SURABAYA – analisapublik.id | Majelis Pimpinan Wilayah Pemuda Pancasila Provinsi Jawa Timur bersama Dewan Pimpinan Daerah Gabungan Pengusaha Kontraktor Nasional Indonesia Provinsi Jawa Timur menggelar buka puasa bersama dan santunan anak yatim, Sabtu 28 Februari 2026 di Kantor MPW Pemuda Pancasila Jatim, Surabaya.

Keterangan Foto :
Suasana peserta buka puasa bersama dan konsolidasi organisasi MPW Pemuda Pancasila Jawa Timur bersama DPD Gapeknas Jawa Timur di Surabaya.

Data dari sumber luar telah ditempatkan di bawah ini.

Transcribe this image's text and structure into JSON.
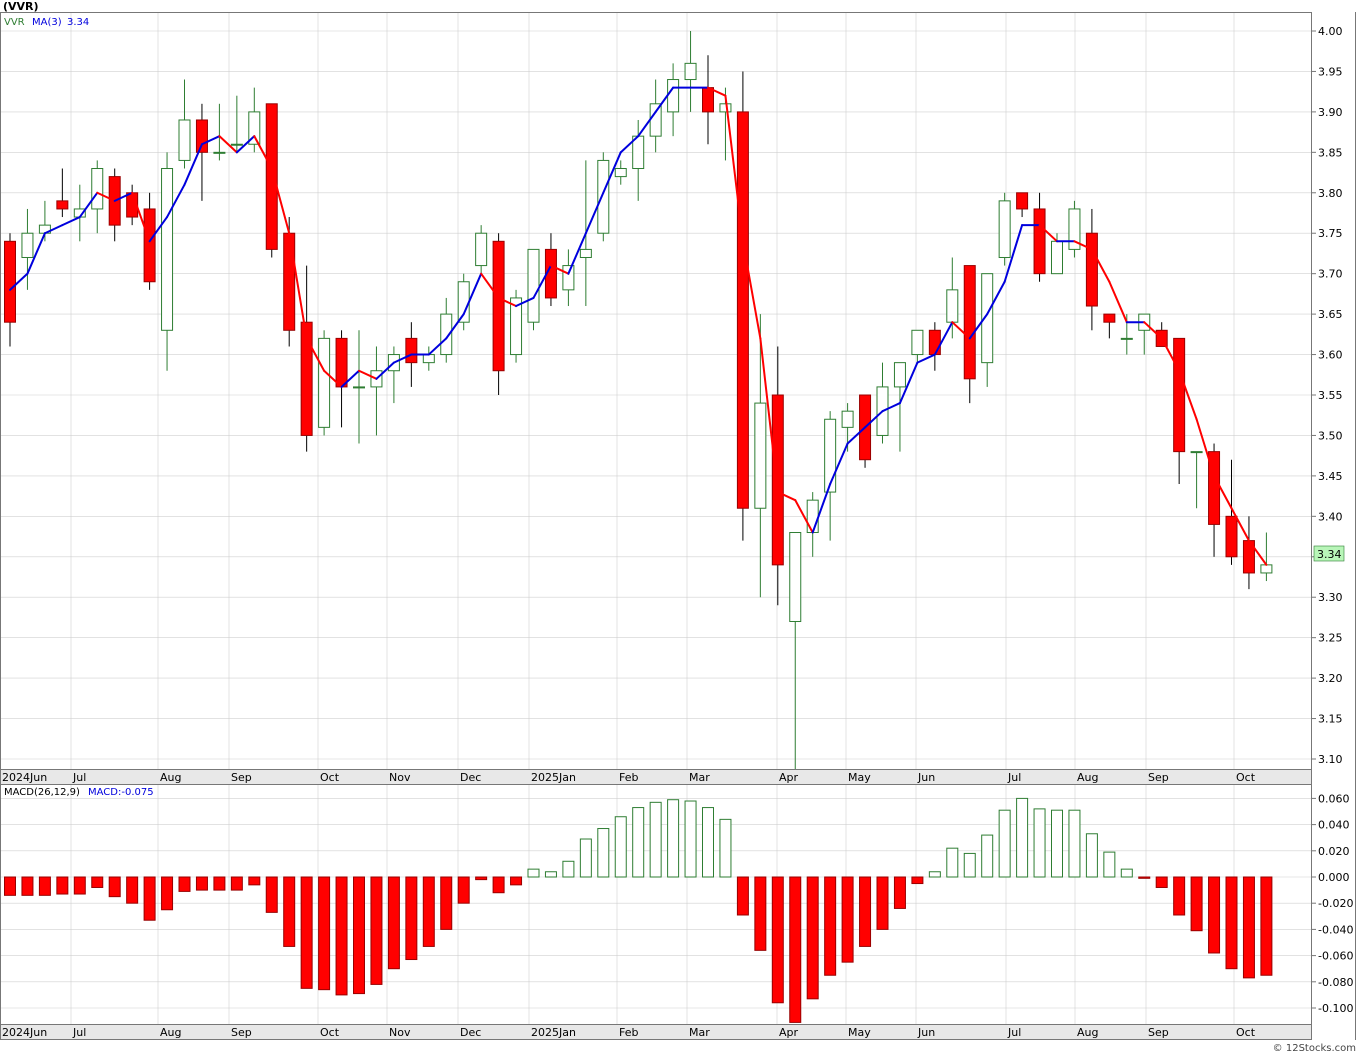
{
  "title": "(VVR)",
  "price_panel": {
    "symbol": "VVR",
    "ma_label": "MA(3)",
    "ma_value": "3.34",
    "last_price_label": "3.34",
    "y_ticks": [
      "3.10",
      "3.15",
      "3.20",
      "3.25",
      "3.30",
      "3.35",
      "3.40",
      "3.45",
      "3.50",
      "3.55",
      "3.60",
      "3.65",
      "3.70",
      "3.75",
      "3.80",
      "3.85",
      "3.90",
      "3.95",
      "4.00"
    ]
  },
  "macd_panel": {
    "label": "MACD(26,12,9)",
    "value_label": "MACD:-0.075",
    "y_ticks": [
      "0.060",
      "0.040",
      "0.020",
      "0.000",
      "-0.020",
      "-0.040",
      "-0.060",
      "-0.080",
      "-0.100"
    ]
  },
  "x_axis_labels": [
    "2024Jun",
    "Jul",
    "Aug",
    "Sep",
    "Oct",
    "Nov",
    "Dec",
    "2025Jan",
    "Feb",
    "Mar",
    "Apr",
    "May",
    "Jun",
    "Jul",
    "Aug",
    "Sep",
    "Oct"
  ],
  "footer": "© 12Stocks.com",
  "colors": {
    "up_candle": "#2e7d32",
    "down_candle": "#ff0000",
    "ma_up": "#0000dd",
    "ma_down": "#ff0000",
    "grid": "#d0d0d0",
    "label_bg": "#b8f5b8"
  },
  "chart_data": [
    {
      "type": "candlestick",
      "title": "(VVR)",
      "ylim": [
        3.08,
        4.03
      ],
      "x_period": "weekly",
      "series": [
        {
          "name": "VVR",
          "ohlc": [
            [
              3.74,
              3.75,
              3.61,
              3.64
            ],
            [
              3.72,
              3.78,
              3.68,
              3.75
            ],
            [
              3.75,
              3.79,
              3.74,
              3.76
            ],
            [
              3.79,
              3.83,
              3.77,
              3.78
            ],
            [
              3.77,
              3.81,
              3.74,
              3.78
            ],
            [
              3.78,
              3.84,
              3.75,
              3.83
            ],
            [
              3.82,
              3.83,
              3.74,
              3.76
            ],
            [
              3.8,
              3.81,
              3.76,
              3.77
            ],
            [
              3.78,
              3.8,
              3.68,
              3.69
            ],
            [
              3.63,
              3.85,
              3.58,
              3.83
            ],
            [
              3.84,
              3.94,
              3.83,
              3.89
            ],
            [
              3.89,
              3.91,
              3.79,
              3.85
            ],
            [
              3.85,
              3.91,
              3.84,
              3.85
            ],
            [
              3.86,
              3.92,
              3.85,
              3.86
            ],
            [
              3.86,
              3.93,
              3.85,
              3.9
            ],
            [
              3.91,
              3.91,
              3.72,
              3.73
            ],
            [
              3.75,
              3.77,
              3.61,
              3.63
            ],
            [
              3.64,
              3.71,
              3.48,
              3.5
            ],
            [
              3.51,
              3.63,
              3.5,
              3.62
            ],
            [
              3.62,
              3.63,
              3.51,
              3.56
            ],
            [
              3.56,
              3.63,
              3.49,
              3.56
            ],
            [
              3.56,
              3.61,
              3.5,
              3.58
            ],
            [
              3.58,
              3.61,
              3.54,
              3.6
            ],
            [
              3.62,
              3.64,
              3.56,
              3.59
            ],
            [
              3.59,
              3.61,
              3.58,
              3.6
            ],
            [
              3.6,
              3.67,
              3.59,
              3.65
            ],
            [
              3.64,
              3.7,
              3.63,
              3.69
            ],
            [
              3.71,
              3.76,
              3.7,
              3.75
            ],
            [
              3.74,
              3.75,
              3.55,
              3.58
            ],
            [
              3.6,
              3.68,
              3.59,
              3.67
            ],
            [
              3.64,
              3.73,
              3.63,
              3.73
            ],
            [
              3.73,
              3.75,
              3.66,
              3.67
            ],
            [
              3.68,
              3.73,
              3.66,
              3.71
            ],
            [
              3.72,
              3.84,
              3.66,
              3.73
            ],
            [
              3.75,
              3.85,
              3.74,
              3.84
            ],
            [
              3.82,
              3.84,
              3.81,
              3.83
            ],
            [
              3.83,
              3.89,
              3.79,
              3.87
            ],
            [
              3.87,
              3.94,
              3.85,
              3.91
            ],
            [
              3.9,
              3.96,
              3.87,
              3.94
            ],
            [
              3.94,
              4.0,
              3.9,
              3.96
            ],
            [
              3.93,
              3.97,
              3.86,
              3.9
            ],
            [
              3.9,
              3.93,
              3.84,
              3.91
            ],
            [
              3.9,
              3.95,
              3.37,
              3.41
            ],
            [
              3.41,
              3.65,
              3.3,
              3.54
            ],
            [
              3.55,
              3.61,
              3.29,
              3.34
            ],
            [
              3.27,
              3.38,
              3.08,
              3.38
            ],
            [
              3.38,
              3.43,
              3.35,
              3.42
            ],
            [
              3.43,
              3.53,
              3.37,
              3.52
            ],
            [
              3.51,
              3.54,
              3.48,
              3.53
            ],
            [
              3.55,
              3.55,
              3.46,
              3.47
            ],
            [
              3.5,
              3.59,
              3.49,
              3.56
            ],
            [
              3.56,
              3.59,
              3.48,
              3.59
            ],
            [
              3.6,
              3.63,
              3.59,
              3.63
            ],
            [
              3.63,
              3.64,
              3.58,
              3.6
            ],
            [
              3.64,
              3.72,
              3.62,
              3.68
            ],
            [
              3.71,
              3.71,
              3.54,
              3.57
            ],
            [
              3.59,
              3.7,
              3.56,
              3.7
            ],
            [
              3.72,
              3.8,
              3.71,
              3.79
            ],
            [
              3.8,
              3.8,
              3.77,
              3.78
            ],
            [
              3.78,
              3.8,
              3.69,
              3.7
            ],
            [
              3.7,
              3.75,
              3.7,
              3.74
            ],
            [
              3.73,
              3.79,
              3.72,
              3.78
            ],
            [
              3.75,
              3.78,
              3.63,
              3.66
            ],
            [
              3.65,
              3.65,
              3.62,
              3.64
            ],
            [
              3.62,
              3.65,
              3.6,
              3.62
            ],
            [
              3.63,
              3.65,
              3.6,
              3.65
            ],
            [
              3.63,
              3.64,
              3.61,
              3.61
            ],
            [
              3.62,
              3.62,
              3.44,
              3.48
            ],
            [
              3.48,
              3.48,
              3.41,
              3.48
            ],
            [
              3.48,
              3.49,
              3.35,
              3.39
            ],
            [
              3.4,
              3.47,
              3.34,
              3.35
            ],
            [
              3.37,
              3.4,
              3.31,
              3.33
            ],
            [
              3.33,
              3.38,
              3.32,
              3.34
            ]
          ]
        },
        {
          "name": "MA(3)",
          "values": [
            3.68,
            3.7,
            3.75,
            3.76,
            3.77,
            3.8,
            3.79,
            3.8,
            3.74,
            3.77,
            3.81,
            3.86,
            3.87,
            3.85,
            3.87,
            3.83,
            3.75,
            3.62,
            3.58,
            3.56,
            3.58,
            3.57,
            3.59,
            3.6,
            3.6,
            3.62,
            3.65,
            3.7,
            3.67,
            3.66,
            3.67,
            3.71,
            3.7,
            3.75,
            3.8,
            3.85,
            3.87,
            3.9,
            3.93,
            3.93,
            3.93,
            3.92,
            3.74,
            3.62,
            3.43,
            3.42,
            3.38,
            3.44,
            3.49,
            3.51,
            3.53,
            3.54,
            3.59,
            3.6,
            3.64,
            3.62,
            3.65,
            3.69,
            3.76,
            3.76,
            3.74,
            3.74,
            3.73,
            3.69,
            3.64,
            3.64,
            3.62,
            3.58,
            3.52,
            3.45,
            3.41,
            3.37,
            3.34
          ]
        }
      ]
    },
    {
      "type": "bar",
      "title": "MACD(26,12,9)",
      "ylim": [
        -0.11,
        0.065
      ],
      "series": [
        {
          "name": "MACD",
          "values": [
            -0.014,
            -0.014,
            -0.014,
            -0.013,
            -0.013,
            -0.008,
            -0.015,
            -0.02,
            -0.033,
            -0.025,
            -0.011,
            -0.01,
            -0.01,
            -0.01,
            -0.006,
            -0.027,
            -0.053,
            -0.085,
            -0.086,
            -0.09,
            -0.089,
            -0.082,
            -0.07,
            -0.063,
            -0.053,
            -0.04,
            -0.02,
            -0.002,
            -0.012,
            -0.006,
            0.006,
            0.004,
            0.012,
            0.029,
            0.037,
            0.046,
            0.053,
            0.057,
            0.059,
            0.058,
            0.053,
            0.044,
            -0.029,
            -0.056,
            -0.096,
            -0.111,
            -0.093,
            -0.075,
            -0.065,
            -0.053,
            -0.04,
            -0.024,
            -0.005,
            0.004,
            0.022,
            0.018,
            0.032,
            0.051,
            0.06,
            0.052,
            0.051,
            0.051,
            0.033,
            0.019,
            0.006,
            -0.001,
            -0.008,
            -0.029,
            -0.041,
            -0.058,
            -0.07,
            -0.077,
            -0.075
          ]
        }
      ]
    }
  ]
}
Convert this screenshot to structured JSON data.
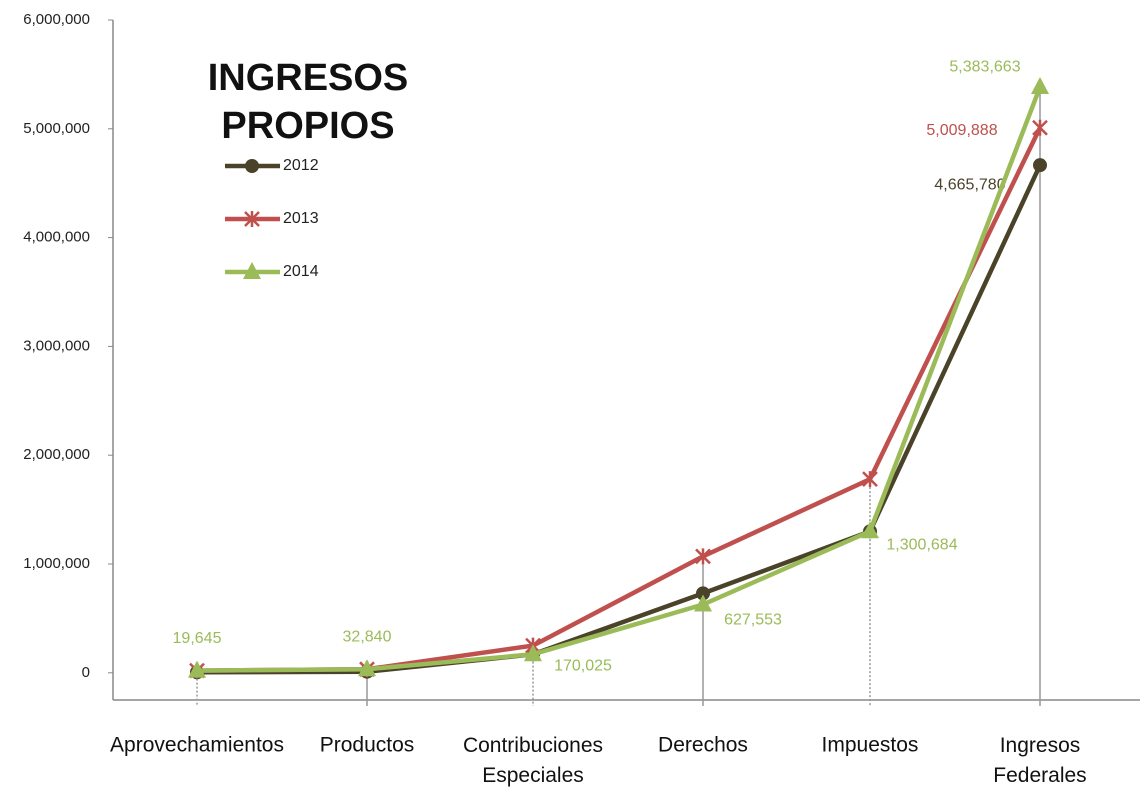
{
  "chart_data": {
    "type": "line",
    "title": "INGRESOS PROPIOS",
    "categories": [
      "Aprovechamientos",
      "Productos",
      "Contribuciones Especiales",
      "Derechos",
      "Impuestos",
      "Ingresos Federales"
    ],
    "series": [
      {
        "name": "2012",
        "color": "#4a4329",
        "marker": "circle",
        "values": [
          5000,
          10000,
          170000,
          730000,
          1300000,
          4665780
        ],
        "value_labels": [
          null,
          null,
          null,
          null,
          null,
          "4,665,780"
        ]
      },
      {
        "name": "2013",
        "color": "#c0504d",
        "marker": "x",
        "values": [
          20000,
          33000,
          250000,
          1070000,
          1780000,
          5009888
        ],
        "value_labels": [
          null,
          null,
          null,
          null,
          null,
          "5,009,888"
        ]
      },
      {
        "name": "2014",
        "color": "#9bbb59",
        "marker": "triangle",
        "values": [
          19645,
          32840,
          170025,
          627553,
          1300684,
          5383663
        ],
        "value_labels": [
          "19,645",
          "32,840",
          "170,025",
          "627,553",
          "1,300,684",
          "5,383,663"
        ]
      }
    ],
    "ylim": [
      -250000,
      6000000
    ],
    "yticks": [
      0,
      {
        "value": 1000000,
        "label": "1,000,000"
      },
      {
        "value": 2000000,
        "label": "2,000,000"
      },
      {
        "value": 3000000,
        "label": "3,000,000"
      },
      {
        "value": 4000000,
        "label": "4,000,000"
      },
      {
        "value": 5000000,
        "label": "5,000,000"
      },
      {
        "value": 6000000,
        "label": "6,000,000"
      }
    ],
    "legend": "upper left",
    "grid": false
  }
}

Forum ini dihadiri jajaran pengurus, kader, tokoh masyarakat, serta pelaku usaha konstruksi sebagai bagian dari penguatan soliditas organisasi dan jejaring ekonomi daerah.
Agenda ini mempertemukan Ketua MPC Pemuda Pancasila se-Jawa Timur, jajaran pengurus, kader, serta pengurus DPD Gapeknas dari berbagai kabupaten dan kota. Tokoh masyarakat dan tokoh agama hadir dalam forum tersebut. Pertemuan dimanfaatkan sebagai ruang konsolidasi organisasi sekaligus penguatan jejaring ekonomi di tengah dinamika regulasi dan persaingan usaha.
Mewakili Ketua MPW Pemuda Pancasila Jawa Timur LaNyalla Mahmud Mattalitti, Wakil Ketua MPW H. Muhammad Ali Afandi atau Andi menegaskan Ramadan menjadi momentum pembentukan karakter kader. Ia meminta struktur organisasi memperkuat disiplin, soliditas internal, dan tanggung jawab sosial.
Menurut Andi, kekuatan organisasi diukur dari kerja nyata. Integritas kader harus tercermin dalam program sosial, pemberdayaan ekonomi, serta pembinaan generasi muda. Komitmen menjaga Pancasila dan keutuhan NKRI dinilai harus berjalan seiring dengan kontribusi konkret di tengah masyarakat.
Ia juga mendorong penguatan struktur hingga tingkat kabupaten dan kota. Konsolidasi internal dinilai penting untuk menjaga arah gerak organisasi agar tetap relevan dan adaptif terhadap perubahan sosial dan ekonomi.
Ketua DPD Gapeknas Jawa Timur H. Baso Juherman menyoroti tantangan sektor konstruksi pada 2026. Pelaku usaha diminta beradaptasi dengan sistem pengadaan berbasis digital dan regulasi terbaru. Perubahan mekanisme lelang dari manual ke digital menuntut peningkatan kompetensi, transparansi, dan tata kelola profesional.
Baso menyebut 2026 sebagai momentum kebangkitan kontraktor lokal. Ia membuka peluang kolaborasi dengan kader Pemuda Pancasila dalam penguatan kapasitas usaha, peningkatan kualitas sumber daya manusia, serta perluasan akses proyek konstruksi di Jawa Timur.
Kegiatan ditutup dengan penyerahan santunan kepada anak yatim. Aksi sosial ini menjadi simbol sinergi lintas organisasi yang diwujudkan melalui kepedulian langsung kepada masyarakat.